30分程の間に3体の魔物を倒す事ができてレベルも1レベル上昇した。
するとエミリア王女から声がかかる。
「そう言えば、前から気になっていたんですが美月様のステータスに載っているラズリというスライムは何処で出会ったんですか?」
「ラズリは元々はリリアさんが僕のスキルの試し打ち用に買ってきてくれた魔物だったんですが、始めて会った時に可愛い過ぎて殺しちゃうのが可哀想だったから、[ティム]で使役獣にしたんですよ。」
「へー、そうなんですか。王城から出たことがなかったのにスライムを[ティム]していたのでびっくりしたんですよ。」
「あぁ、すいません。」
「で、そのスライムは今は宿に置いてきているんですか?」
「いえ、今ここに連れてきてますよ。見ますか?」
「是非!」
僕はラズリを常に連れて歩いている。
どうやって常に連れているかというと、[ティム]のスキルを持っている人が[アイテムボックス]のスキルを持っていると本来は生き物を入れることが出来ない[アイテムボックス]の中の使役獣だけは仕舞えるようになるのだ。
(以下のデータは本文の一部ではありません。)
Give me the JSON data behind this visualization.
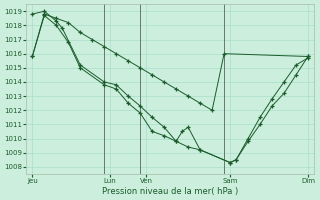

だからラズリは普段、僕の[アイテムボックス]の中にいる。
<[アイテムボックス]>
ラズリ~出こーい。
「ムギュ?……!ムギュギュ!!」
初めは[アイテムボックス]から出されてびっくりしていたのに僕に気付いたら足飛び付いてきた。
めっちゃ可愛いいな。
エミリア王女はどう感じるんだろう?
「か、可愛い。触ってもいいですか?」
「ですよね!どうぞ触ってあげてください。」
エミリア王女はラズリを撫で撫でしている。
ラズリも嬉しそうにだる~んと体が延びている。
「エミリア王女、ラズリのレベルも上げさせたいのでこのまま連れて冒険しても良いですか?」
「はい。構いませんよ。私もラズリちゃんと一緒に居たいですし。」
それから移動するために歩きだしたのだがラズリが遅い。
一生懸命に頑張っているのは分かるんだけど地面が凸凹しているから大変そうだ。
仕方ない僕が抱えてやろうか?
「ラズリ、ほらこっちにおいで。」
ラズリは喜んだようにこっちにすり寄ってくる。
ラズリを抱えてやるといつもと違う視線の高さに興奮しているようだ。
「高いとこ好きか~?」
「ムギュ!ムギギュ~!」
どうやら好きなようだ。
「じゃ、僕の頭の上に乗せてやろう。僕の戦闘中に両手があくしね」
ラズリを頭の上に乗せる。
「頭の上で休んでると帽子みたいで可愛いですね。」
「少し重いけどな。」
探索のスピードも元に戻ったのでダンジョン探索を再開する。